NL: I was mostly appointed to the reference desk which answers all types of McGill related questions from researchers across the world. What’s great about this position is that I got to explore every facet of archival work on every inquiry from a ‘customer’ service standpoint (we call them patrons), retrievals in the basement stacks to full historical researches. It really challenges you on every level, but it really does keep the work thrilling.

Q: What do you like about working at the MUA?

NL: Everything! That might be a vague and cheesy answer but it’s true. I have a motto in life that every day at work should bring new and interesting discoveries, enough to keep one’s mind captivated. And the Archives sure did not disappoint! New challenges and interesting finds at every turn as well as a great work environment with amazing colleagues. I have learned so much from their experience. Their passion reflects in everything they do which is stimulating and very much needed in a field that is relatively unknown especially amongst students.

Q: What surprised you the most about working at the Archives?

NL: The fact that many people don’t know we are here to help! I have been trying hard to inform my fellow students about the amount of information at their disposal. We have amazing fonds that are well known. McGill’s own students are not fully aware of the gems they have right at their fingertips – hopefully stories like this one will help get the word out!

Q: Any “Aha!” moments or takeaways from the experience?

NL: I think the biggest “Aha!” moments came when I finally found the right answer to a researcher’s inquiry. Oftentimes, I would work on a ‘case’ for a couple of hours before finding the exact information needed. It’s a mix of following your gut feeling and falling into a deep dive into the archives’ numerous databases. It’s a lot of trips up and down McLennan and into the basement stacks just to maybe find the one file you have been desperately looking for. But when all the stars seemingly align, the answer just unfolds right in front of your eyes and everything makes sense. Plus, the researchers are always ecstatic at the idea of having their questions answered as thoroughly as possible. They also are very grateful for the little extra work you put into their inquiry. Working in archives is a truly rewarding job!

A vintage pillow case and sketch from McGill University Archives.

A vintage pillow case and sketch of the Arts Building held at McGill University Archives. Photo: Merika Ramundo

Q: Coolest/oddest/most interesting thing you have come across?

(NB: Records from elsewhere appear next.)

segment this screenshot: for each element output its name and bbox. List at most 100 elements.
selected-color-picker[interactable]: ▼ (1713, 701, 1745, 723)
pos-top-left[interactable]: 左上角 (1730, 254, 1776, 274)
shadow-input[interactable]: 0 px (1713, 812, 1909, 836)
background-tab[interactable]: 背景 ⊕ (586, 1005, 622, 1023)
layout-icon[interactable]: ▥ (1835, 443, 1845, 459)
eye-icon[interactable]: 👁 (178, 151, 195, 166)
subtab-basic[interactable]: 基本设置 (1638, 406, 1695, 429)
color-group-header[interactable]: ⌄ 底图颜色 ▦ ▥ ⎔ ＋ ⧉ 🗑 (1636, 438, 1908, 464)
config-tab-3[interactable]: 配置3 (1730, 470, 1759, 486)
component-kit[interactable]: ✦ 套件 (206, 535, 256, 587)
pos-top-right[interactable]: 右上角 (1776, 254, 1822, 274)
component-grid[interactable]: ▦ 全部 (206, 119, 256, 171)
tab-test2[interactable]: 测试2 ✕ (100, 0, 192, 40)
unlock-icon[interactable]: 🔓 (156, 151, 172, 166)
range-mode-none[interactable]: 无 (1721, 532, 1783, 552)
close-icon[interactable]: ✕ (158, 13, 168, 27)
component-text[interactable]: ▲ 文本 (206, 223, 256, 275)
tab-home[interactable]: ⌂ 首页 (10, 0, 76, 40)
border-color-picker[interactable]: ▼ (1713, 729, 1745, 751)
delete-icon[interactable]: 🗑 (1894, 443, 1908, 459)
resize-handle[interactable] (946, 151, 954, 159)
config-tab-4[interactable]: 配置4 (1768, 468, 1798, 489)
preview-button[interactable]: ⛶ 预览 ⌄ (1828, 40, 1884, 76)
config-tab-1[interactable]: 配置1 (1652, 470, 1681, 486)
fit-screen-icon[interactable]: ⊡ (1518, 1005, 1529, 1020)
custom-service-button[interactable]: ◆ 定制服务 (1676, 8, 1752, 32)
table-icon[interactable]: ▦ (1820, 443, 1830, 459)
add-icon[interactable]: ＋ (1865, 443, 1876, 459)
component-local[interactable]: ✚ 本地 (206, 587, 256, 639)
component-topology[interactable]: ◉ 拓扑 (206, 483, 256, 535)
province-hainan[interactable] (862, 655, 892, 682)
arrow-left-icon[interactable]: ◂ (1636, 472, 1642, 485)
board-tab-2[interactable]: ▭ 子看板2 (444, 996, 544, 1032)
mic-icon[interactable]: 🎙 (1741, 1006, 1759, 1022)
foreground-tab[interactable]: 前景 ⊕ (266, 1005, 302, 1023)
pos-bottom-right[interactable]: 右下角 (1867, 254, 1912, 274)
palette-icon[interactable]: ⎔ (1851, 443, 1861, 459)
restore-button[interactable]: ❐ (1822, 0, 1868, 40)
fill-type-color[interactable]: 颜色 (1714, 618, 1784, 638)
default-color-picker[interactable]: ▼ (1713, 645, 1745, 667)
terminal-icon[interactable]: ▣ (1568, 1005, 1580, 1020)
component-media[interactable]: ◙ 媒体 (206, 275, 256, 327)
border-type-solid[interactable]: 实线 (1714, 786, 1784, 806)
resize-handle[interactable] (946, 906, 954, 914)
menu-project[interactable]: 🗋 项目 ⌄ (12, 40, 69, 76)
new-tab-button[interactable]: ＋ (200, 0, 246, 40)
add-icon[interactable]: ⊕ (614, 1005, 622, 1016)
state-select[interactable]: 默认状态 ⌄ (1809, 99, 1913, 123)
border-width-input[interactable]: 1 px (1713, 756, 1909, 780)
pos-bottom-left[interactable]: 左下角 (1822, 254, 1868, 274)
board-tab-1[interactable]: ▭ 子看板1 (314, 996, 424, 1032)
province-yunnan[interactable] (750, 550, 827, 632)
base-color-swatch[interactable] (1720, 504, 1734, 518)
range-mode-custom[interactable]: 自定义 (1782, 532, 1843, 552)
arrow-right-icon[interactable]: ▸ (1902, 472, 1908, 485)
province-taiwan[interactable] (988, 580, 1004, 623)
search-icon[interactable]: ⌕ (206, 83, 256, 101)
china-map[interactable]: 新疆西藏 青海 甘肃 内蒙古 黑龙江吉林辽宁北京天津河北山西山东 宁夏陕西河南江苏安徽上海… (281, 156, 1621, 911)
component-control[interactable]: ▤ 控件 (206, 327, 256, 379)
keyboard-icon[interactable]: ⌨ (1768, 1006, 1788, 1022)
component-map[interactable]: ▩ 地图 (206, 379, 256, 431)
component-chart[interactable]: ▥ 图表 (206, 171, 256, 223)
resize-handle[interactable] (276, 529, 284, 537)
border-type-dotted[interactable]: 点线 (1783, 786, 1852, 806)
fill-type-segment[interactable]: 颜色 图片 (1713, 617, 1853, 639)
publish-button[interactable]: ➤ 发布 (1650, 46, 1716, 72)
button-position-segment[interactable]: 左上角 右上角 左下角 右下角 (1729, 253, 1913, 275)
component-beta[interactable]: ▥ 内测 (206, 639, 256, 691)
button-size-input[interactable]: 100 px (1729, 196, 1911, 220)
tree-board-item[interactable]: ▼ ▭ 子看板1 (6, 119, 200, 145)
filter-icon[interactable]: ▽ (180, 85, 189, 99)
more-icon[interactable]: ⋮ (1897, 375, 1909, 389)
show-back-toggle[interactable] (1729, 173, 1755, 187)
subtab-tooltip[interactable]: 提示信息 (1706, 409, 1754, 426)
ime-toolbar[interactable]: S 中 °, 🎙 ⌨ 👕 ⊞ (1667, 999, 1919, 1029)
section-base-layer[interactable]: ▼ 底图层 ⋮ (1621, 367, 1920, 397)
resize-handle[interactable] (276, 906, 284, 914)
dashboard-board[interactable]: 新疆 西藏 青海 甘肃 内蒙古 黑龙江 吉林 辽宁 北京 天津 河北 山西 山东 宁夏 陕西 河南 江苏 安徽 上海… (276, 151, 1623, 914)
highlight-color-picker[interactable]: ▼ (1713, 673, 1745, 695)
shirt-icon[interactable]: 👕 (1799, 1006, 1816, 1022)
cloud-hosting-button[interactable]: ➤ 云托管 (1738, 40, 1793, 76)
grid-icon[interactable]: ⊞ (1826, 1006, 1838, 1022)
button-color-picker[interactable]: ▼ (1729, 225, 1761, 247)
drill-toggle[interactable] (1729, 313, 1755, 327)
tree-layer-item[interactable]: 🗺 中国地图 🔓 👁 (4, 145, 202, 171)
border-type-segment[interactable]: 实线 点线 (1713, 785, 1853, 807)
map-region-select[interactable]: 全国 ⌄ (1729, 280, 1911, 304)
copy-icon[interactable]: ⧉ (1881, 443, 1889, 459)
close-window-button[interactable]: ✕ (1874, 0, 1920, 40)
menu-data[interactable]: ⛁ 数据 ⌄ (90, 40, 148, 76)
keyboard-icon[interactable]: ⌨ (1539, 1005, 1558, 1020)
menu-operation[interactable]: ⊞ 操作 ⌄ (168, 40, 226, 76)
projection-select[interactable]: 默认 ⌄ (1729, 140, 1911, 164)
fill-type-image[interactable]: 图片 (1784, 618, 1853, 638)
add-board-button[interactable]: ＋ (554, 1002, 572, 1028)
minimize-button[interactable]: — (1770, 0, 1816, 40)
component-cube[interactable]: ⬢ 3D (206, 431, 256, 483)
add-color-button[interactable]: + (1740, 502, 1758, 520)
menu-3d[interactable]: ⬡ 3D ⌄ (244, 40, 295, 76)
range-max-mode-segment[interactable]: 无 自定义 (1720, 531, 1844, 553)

NL: First, the archives are FULL of cool and odd things. To me, the coolest things are any artefacts or items of ephemera that belonged to specific students. For example, the archives hold students’ matriculation cards and lecture notes from the late 1800s for classes given by great professors like William Osler; or items of clothing such as Scarlet Key sweaters or ski parkas; and even personal memorabilia like family photo albums. I think it is fascinating to see that these items could have easily been discarded or lost through time, but somehow were kept in almost pristine condition in some cases. In terms of odd things, I did come across a now empty wooden box that used to contain principal Frank Cyril James’ ashes. A fact I learned only after opening the box… All these holdings make me question what our generation deems important, what we’ll leave behind, and what cool/odd things we may find in our future archives. In the end, it’s all a matter of historical context, personal taste and perspective.